Commodities trading the latest move by Shanghai to talk up free trade zone
Commodities exchanges the latest idea for city's free trade zone, and part of its plan to establish itself as a hub for international commerce
In the latest attempt to raise the profile of its Hong Kong-style free port, Shanghai has unveiled ambitious plans to create a clutch of international commodity trading platforms in its free-trade zone (FTZ).
According to an action plan to develop the city into a centre for international commerce, major commodities including iron ore, cotton and copper will be traded on the internationalised markets inside the 28.8 sq km FTZ by 2015.
The announcement follows long-heralded plans to establish international boards for crude oil futures and gold trading in the zone.
The launch of the Shanghai FTZ last September was viewed as a first step by mainland China's most developed city towards transforming itself into a major global metropolis.
Establishing international platforms for spot trading in commodities is quintessential to Shanghai's ambitions of becoming a hub for international commerce. They would be likely to help China gain more pricing power over commodities that play a pivotal role in the country's economic development.
The authorities "are required to speed up the preparatory work and try to enforce the policies soon", the municipality said in a circular published on Wednesday.
In 2009, Shanghai announced its plan to build itself into a global financial and shipping centre, and actively lobbied the central government to let it conduct bold financial liberalisation and simplify customs procedures.
At the time, the city shied away from announcing its ambition to become a centre for international commerce since city officials did not think Beijing would grant the necessary policy incentives. Beijing rejected the city's request to cut corporate tax in the zone from 25 per cent to 15 per cent before the zone's launch.
The announcement of the FTZ, a test bed for further economic reforms under Premier Li Keqiang , opened the way for the city's plan to woo international traders to conduct commodity transactions in Shanghai.
Commodity trading both on the spot and futures markets is off limits to foreign investors since the Chinese yuan is not convertible under the capital account.

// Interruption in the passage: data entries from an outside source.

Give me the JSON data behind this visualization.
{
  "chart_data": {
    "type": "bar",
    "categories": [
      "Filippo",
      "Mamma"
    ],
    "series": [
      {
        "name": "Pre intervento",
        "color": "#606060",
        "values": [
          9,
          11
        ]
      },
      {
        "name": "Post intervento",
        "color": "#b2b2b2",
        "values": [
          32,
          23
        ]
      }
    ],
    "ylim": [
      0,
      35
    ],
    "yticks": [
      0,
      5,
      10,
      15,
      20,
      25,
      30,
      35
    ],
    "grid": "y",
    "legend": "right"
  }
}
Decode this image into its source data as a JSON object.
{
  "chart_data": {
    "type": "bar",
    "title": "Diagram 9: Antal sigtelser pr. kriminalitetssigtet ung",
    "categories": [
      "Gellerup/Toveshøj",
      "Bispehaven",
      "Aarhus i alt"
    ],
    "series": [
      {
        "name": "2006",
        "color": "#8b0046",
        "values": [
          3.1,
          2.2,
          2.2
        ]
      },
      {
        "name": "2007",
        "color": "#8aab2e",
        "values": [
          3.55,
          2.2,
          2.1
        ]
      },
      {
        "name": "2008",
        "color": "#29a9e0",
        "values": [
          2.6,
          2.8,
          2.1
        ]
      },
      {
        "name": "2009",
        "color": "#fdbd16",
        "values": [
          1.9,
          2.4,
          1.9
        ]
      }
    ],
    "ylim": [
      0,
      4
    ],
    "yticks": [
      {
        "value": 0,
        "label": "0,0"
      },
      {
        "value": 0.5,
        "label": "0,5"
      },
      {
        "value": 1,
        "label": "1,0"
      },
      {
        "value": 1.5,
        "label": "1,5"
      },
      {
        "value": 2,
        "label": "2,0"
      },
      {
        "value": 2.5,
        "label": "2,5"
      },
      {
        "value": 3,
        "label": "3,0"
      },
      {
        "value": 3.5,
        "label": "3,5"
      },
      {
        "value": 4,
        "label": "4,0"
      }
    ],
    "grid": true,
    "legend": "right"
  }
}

The FTZ could facilitate the direct participation of foreign capital in the trading of commodities. However, planners have a long way to go to convince the investment community Shanghai could be a big marketplace for commodities.
The opaque legal system remains a primary concern of foreign investors, who believe that only effective rule of law can ensure fairness and transparency in dealmaking.
Aside from the legal issue, market regulators' capricious policymaking is a stumbling block to the early launch of such trading platforms.
"Oil futures trading has yet to be launched despite an official announcement by regulators two years ago," said Citic Futures analyst Liu Yang. "The regulators have exhausted investors' patience."